# Do it myself



## JerseyJays (Jul 12, 2008)

taxidermy.net check the link for schools..

i went to the pennsylvania institute of taxidermy. longest taxidermy school there is... 

just 3 yrs into it and doing very well. 
www.jerseyjaystaxidermy.com


----------



## proskinnertts (Mar 8, 2005)

Dan Bantley at the PA institute turns out some good students


----------



## shinobi3 (Jun 20, 2009)

thanks for the info guys...but I was looking for videos or somethin like that


----------



## proskinnertts (Mar 8, 2005)

https://www.taxidermytrainingunlimited.com/DVD_Library.html


----------



## lead-head450 (Sep 30, 2009)

If you are serious about learning taxidermy find a local taxidermist who knows what he is doing and see if he needs some extra help. You will learn a lot and he might even pay you...

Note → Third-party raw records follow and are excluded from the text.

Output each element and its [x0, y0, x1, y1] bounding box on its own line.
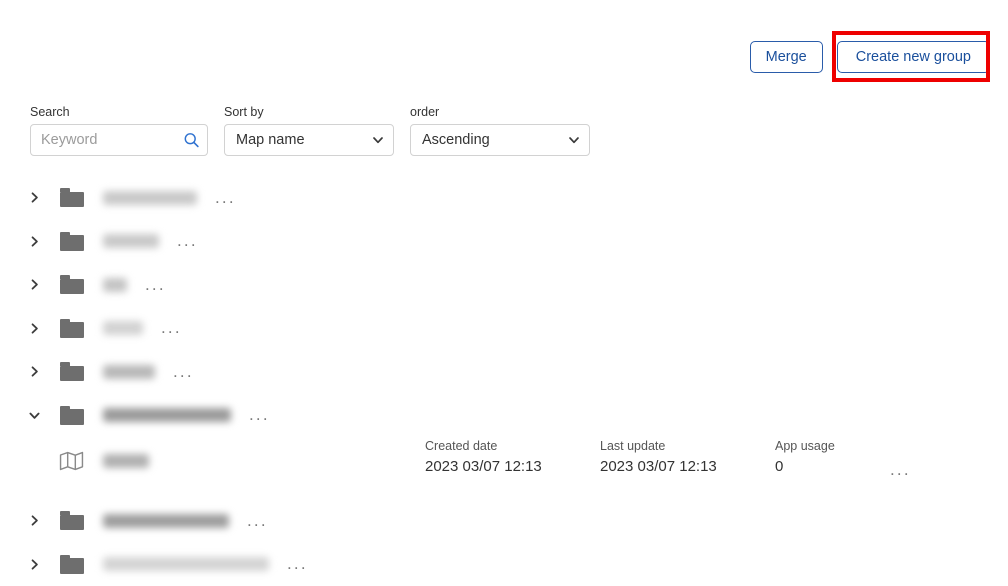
chevron-right-icon[interactable]	[28, 365, 41, 378]
sort-by-field: Sort by Map name	[224, 105, 394, 156]
folder-icon	[60, 232, 84, 251]
sort-by-select[interactable]: Map name	[224, 124, 394, 156]
group-row[interactable]: ...	[0, 543, 1008, 586]
expand-toggle[interactable]	[28, 278, 58, 291]
map-name-redacted[interactable]	[103, 454, 149, 468]
folder-icon	[60, 188, 84, 207]
map-row[interactable]: Created date2023 03/07 12:13Last update2…	[0, 437, 1008, 499]
order-select-wrapper: Ascending	[410, 124, 590, 156]
app-usage-value: 0	[775, 458, 890, 476]
group-row[interactable]: ...	[0, 307, 1008, 351]
group-name-redacted[interactable]	[103, 514, 229, 528]
action-toolbar: Merge Create new group	[750, 41, 990, 73]
folder-icon	[60, 511, 84, 530]
chevron-right-icon[interactable]	[28, 322, 41, 335]
group-row-menu-button[interactable]: ...	[145, 280, 166, 290]
map-metadata: Created date2023 03/07 12:13Last update2…	[425, 438, 911, 476]
chevron-right-icon[interactable]	[28, 514, 41, 527]
group-row-menu-button[interactable]: ...	[247, 516, 268, 526]
folder-icon	[60, 406, 84, 425]
expand-toggle[interactable]	[28, 409, 58, 422]
group-row-menu-button[interactable]: ...	[249, 410, 270, 420]
group-name-redacted[interactable]	[103, 557, 269, 571]
expand-toggle[interactable]	[28, 514, 58, 527]
chevron-right-icon[interactable]	[28, 278, 41, 291]
order-select[interactable]: Ascending	[410, 124, 590, 156]
expand-toggle[interactable]	[28, 191, 58, 204]
group-name-redacted[interactable]	[103, 278, 127, 292]
order-label: order	[410, 105, 590, 119]
app-usage-label: App usage	[775, 438, 890, 455]
group-row-menu-button[interactable]: ...	[215, 193, 236, 203]
chevron-right-icon[interactable]	[28, 558, 41, 571]
filter-bar: Search Sort by Map name order Ascending	[30, 105, 590, 156]
group-row[interactable]: ...	[0, 263, 1008, 307]
folder-icon	[60, 319, 84, 338]
group-row[interactable]: ...	[0, 394, 1008, 438]
last-update-value: 2023 03/07 12:13	[600, 458, 775, 476]
group-row-menu-button[interactable]: ...	[161, 323, 182, 333]
search-icon[interactable]	[183, 132, 200, 149]
sort-by-select-wrapper: Map name	[224, 124, 394, 156]
created-date-label: Created date	[425, 438, 600, 455]
chevron-right-icon[interactable]	[28, 235, 41, 248]
group-row-menu-button[interactable]: ...	[177, 236, 198, 246]
chevron-down-icon[interactable]	[28, 409, 41, 422]
group-row[interactable]: ...	[0, 220, 1008, 264]
search-label: Search	[30, 105, 208, 119]
group-row-menu-button[interactable]: ...	[287, 559, 308, 569]
order-field: order Ascending	[410, 105, 590, 156]
app-usage-column: App usage 0	[775, 438, 890, 476]
map-name-cell[interactable]	[58, 443, 149, 479]
folder-icon	[60, 555, 84, 574]
expand-toggle[interactable]	[28, 235, 58, 248]
last-update-column: Last update 2023 03/07 12:13	[600, 438, 775, 476]
expand-toggle[interactable]	[28, 558, 58, 571]
expand-toggle[interactable]	[28, 365, 58, 378]
folder-icon	[60, 362, 84, 381]
created-date-column: Created date 2023 03/07 12:13	[425, 438, 600, 476]
group-name-redacted[interactable]	[103, 321, 143, 335]
search-input[interactable]	[30, 124, 208, 156]
group-name-redacted[interactable]	[103, 234, 159, 248]
create-new-group-button[interactable]: Create new group	[837, 41, 990, 73]
group-name-redacted[interactable]	[103, 365, 155, 379]
expand-toggle[interactable]	[28, 322, 58, 335]
group-row[interactable]: ...	[0, 350, 1008, 394]
merge-button[interactable]: Merge	[750, 41, 823, 73]
group-row[interactable]: ...	[0, 499, 1008, 543]
map-row-menu-button[interactable]: ...	[890, 465, 911, 475]
search-field: Search	[30, 105, 208, 156]
folder-icon	[60, 275, 84, 294]
group-name-redacted[interactable]	[103, 191, 197, 205]
search-input-wrapper	[30, 124, 208, 156]
created-date-value: 2023 03/07 12:13	[425, 458, 600, 476]
sort-by-label: Sort by	[224, 105, 394, 119]
group-name-redacted[interactable]	[103, 408, 231, 422]
map-icon	[59, 451, 84, 471]
chevron-right-icon[interactable]	[28, 191, 41, 204]
group-row-menu-button[interactable]: ...	[173, 367, 194, 377]
group-tree: ..................Created date2023 03/07…	[0, 176, 1008, 586]
last-update-label: Last update	[600, 438, 775, 455]
group-row[interactable]: ...	[0, 176, 1008, 220]
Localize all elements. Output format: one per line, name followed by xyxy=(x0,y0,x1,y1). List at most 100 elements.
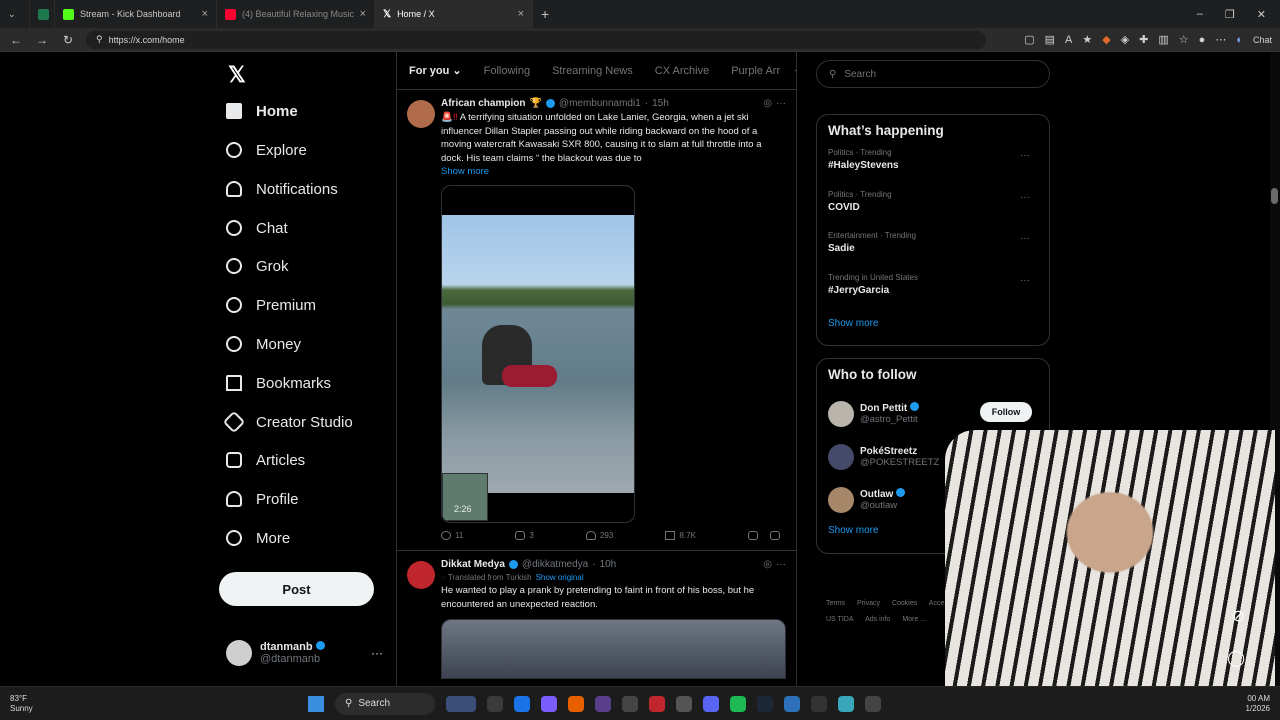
tweet[interactable]: Dikkat Medya @dikkatmedya · 10h ◎ ··· ◌ … xyxy=(397,551,796,686)
x-logo-icon[interactable]: 𝕏 xyxy=(228,62,246,88)
tab-purple-arr[interactable]: Purple Arr xyxy=(731,65,780,77)
site-info-icon[interactable]: ⚲ xyxy=(96,34,103,45)
new-tab-button[interactable]: + xyxy=(533,0,557,28)
menu-dots-icon[interactable]: ⋯ xyxy=(1215,33,1226,46)
app-icon[interactable] xyxy=(838,695,854,712)
nav-premium[interactable]: Premium xyxy=(226,291,316,319)
tab-x-home[interactable]: 𝕏 Home / X × xyxy=(375,0,533,28)
windows-start-icon[interactable] xyxy=(308,695,324,712)
close-icon[interactable]: × xyxy=(518,8,524,20)
tab-cx-archive[interactable]: CX Archive xyxy=(655,65,709,77)
footer-link[interactable]: US TIDA xyxy=(826,616,854,623)
widget-icon[interactable] xyxy=(446,695,476,712)
discord-icon[interactable] xyxy=(703,695,719,712)
nav-grok[interactable]: Grok xyxy=(226,252,289,280)
split-screen-icon[interactable]: ▥ xyxy=(1158,33,1168,46)
star-icon[interactable]: ★ xyxy=(1082,33,1092,46)
close-window-icon[interactable]: ✕ xyxy=(1257,8,1266,21)
reader-icon[interactable]: ▤ xyxy=(1045,33,1055,46)
scrollbar-thumb[interactable] xyxy=(1271,188,1278,204)
show-more-link[interactable]: Show more xyxy=(828,318,1038,329)
grok-icon[interactable]: ◎ xyxy=(763,559,772,570)
nav-money[interactable]: Money xyxy=(226,330,301,358)
avatar[interactable] xyxy=(407,561,435,589)
views-button[interactable]: 8.7K xyxy=(665,531,696,540)
reply-button[interactable]: 11 xyxy=(441,531,463,540)
nav-explore[interactable]: Explore xyxy=(226,136,307,164)
steam-icon[interactable] xyxy=(757,695,773,712)
more-dots-icon[interactable]: ··· xyxy=(371,646,383,660)
app-icon[interactable] xyxy=(595,695,611,712)
close-icon[interactable]: × xyxy=(202,8,208,20)
author-handle[interactable]: @membunnamdi1 xyxy=(559,98,641,109)
grok-icon[interactable]: ⊘ xyxy=(1232,606,1245,626)
repost-button[interactable]: 3 xyxy=(515,531,534,540)
maximize-icon[interactable]: ❐ xyxy=(1225,8,1235,21)
extension-icon[interactable]: ◆ xyxy=(1102,33,1110,46)
nav-bookmarks[interactable]: Bookmarks xyxy=(226,369,331,397)
app-icon[interactable]: ▢ xyxy=(1024,33,1034,46)
puzzle-icon[interactable]: ✚ xyxy=(1139,33,1148,46)
favorites-icon[interactable]: ☆ xyxy=(1179,33,1189,46)
follow-button[interactable]: Follow xyxy=(980,402,1032,422)
chat-button[interactable]: Chat xyxy=(1253,35,1272,45)
footer-link[interactable]: Ads info xyxy=(865,616,890,623)
taskbar-search[interactable]: ⚲ Search xyxy=(335,692,435,715)
edge-icon[interactable] xyxy=(514,695,530,712)
nav-creator-studio[interactable]: Creator Studio xyxy=(222,408,353,436)
share-icon[interactable] xyxy=(769,531,780,540)
forward-icon[interactable]: → xyxy=(34,33,50,47)
tweet[interactable]: African champion 🏆 @membunnamdi1 · 15h ◎… xyxy=(397,90,796,551)
footer-link[interactable]: Privacy xyxy=(857,600,880,607)
author-name[interactable]: African champion xyxy=(441,98,525,109)
post-button[interactable]: Post xyxy=(219,572,374,606)
timestamp[interactable]: 15h xyxy=(652,98,669,109)
app-icon[interactable] xyxy=(784,695,800,712)
tab-list-button[interactable]: ⌄ xyxy=(0,0,30,28)
more-dots-icon[interactable]: ··· xyxy=(776,98,786,109)
tab-for-you[interactable]: For you ⌄ xyxy=(409,64,462,77)
show-original-link[interactable]: Show original xyxy=(536,573,584,582)
avatar[interactable] xyxy=(407,100,435,128)
bookmark-icon[interactable] xyxy=(747,531,758,540)
tab-following[interactable]: Following xyxy=(484,65,530,77)
video-frame[interactable] xyxy=(442,215,634,521)
more-dots-icon[interactable]: ··· xyxy=(1020,275,1030,286)
url-field[interactable]: ⚲ https://x.com/home xyxy=(86,30,986,49)
trend-item[interactable]: Politics · Trending #HaleyStevens ··· xyxy=(828,148,1038,190)
weather-widget[interactable]: 83°F Sunny xyxy=(10,694,70,714)
like-button[interactable]: 293 xyxy=(585,531,613,540)
font-icon[interactable]: A xyxy=(1065,34,1072,46)
app-icon[interactable] xyxy=(649,695,665,712)
nav-articles[interactable]: Articles xyxy=(226,446,305,474)
tab-pinned[interactable] xyxy=(30,0,55,28)
system-clock[interactable]: 00 AM 1/2026 xyxy=(1246,694,1270,714)
tab-streaming-news[interactable]: Streaming News xyxy=(552,65,633,77)
footer-link[interactable]: Terms xyxy=(826,600,845,607)
profile-icon[interactable]: ● xyxy=(1199,34,1206,46)
nav-notifications[interactable]: Notifications xyxy=(226,175,338,203)
account-switcher[interactable]: dtanmanb @dtanmanb ··· xyxy=(226,640,383,666)
follow-suggestion[interactable]: Don Pettit @astro_Pettit Follow xyxy=(828,392,1038,435)
search-input[interactable]: ⚲ Search xyxy=(816,60,1050,88)
copilot-icon[interactable]: ◐ xyxy=(1236,34,1243,46)
footer-link[interactable]: More ... xyxy=(902,616,926,623)
trend-item[interactable]: Entertainment · Trending Sadie ··· xyxy=(828,231,1038,273)
fx-icon[interactable] xyxy=(865,695,881,712)
firefox-icon[interactable] xyxy=(568,695,584,712)
nav-home[interactable]: Home xyxy=(226,97,298,125)
spotify-icon[interactable] xyxy=(730,695,746,712)
trend-item[interactable]: Politics · Trending COVID ··· xyxy=(828,190,1038,232)
back-icon[interactable]: ← xyxy=(8,33,24,47)
grok-icon[interactable]: ◎ xyxy=(763,98,772,109)
chat-icon[interactable]: ◯ xyxy=(1227,648,1245,668)
more-dots-icon[interactable]: ··· xyxy=(1020,150,1030,161)
trend-item[interactable]: Trending in United States #JerryGarcia ··· xyxy=(828,273,1038,315)
video-player[interactable]: 2:26 xyxy=(441,185,635,523)
refresh-icon[interactable]: ↻ xyxy=(60,33,76,47)
task-view-icon[interactable] xyxy=(487,695,503,712)
nav-chat[interactable]: Chat xyxy=(226,214,288,242)
obs-icon[interactable] xyxy=(622,695,638,712)
nav-profile[interactable]: Profile xyxy=(226,485,299,513)
more-dots-icon[interactable]: ··· xyxy=(1020,233,1030,244)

I worked for a taxidermist in high school then moved away to college and looked in the phonebook for another. I found one, gave him a ring, and he had me preping deer skins for tanning by november. I've learned a lot although I don't know how good a piece would look after i tried putting it together by myself. There is a lot of experience and trial and error that makes a good taxidermist.


----------



## Trophy Time (Feb 3, 2007)

I have some videos for sale. If you are interested I can let you know what I all have.
Tim


----------



## rsjustice (Oct 27, 2009)

If you are looking for a video on whitetails go to taxidermy.com and order the rick carter a-z whitetail video,it's the best out there in my opinion.


----------



## csouvatrat (Feb 27, 2009)

i wanted to try also...might have to check out the link...


----------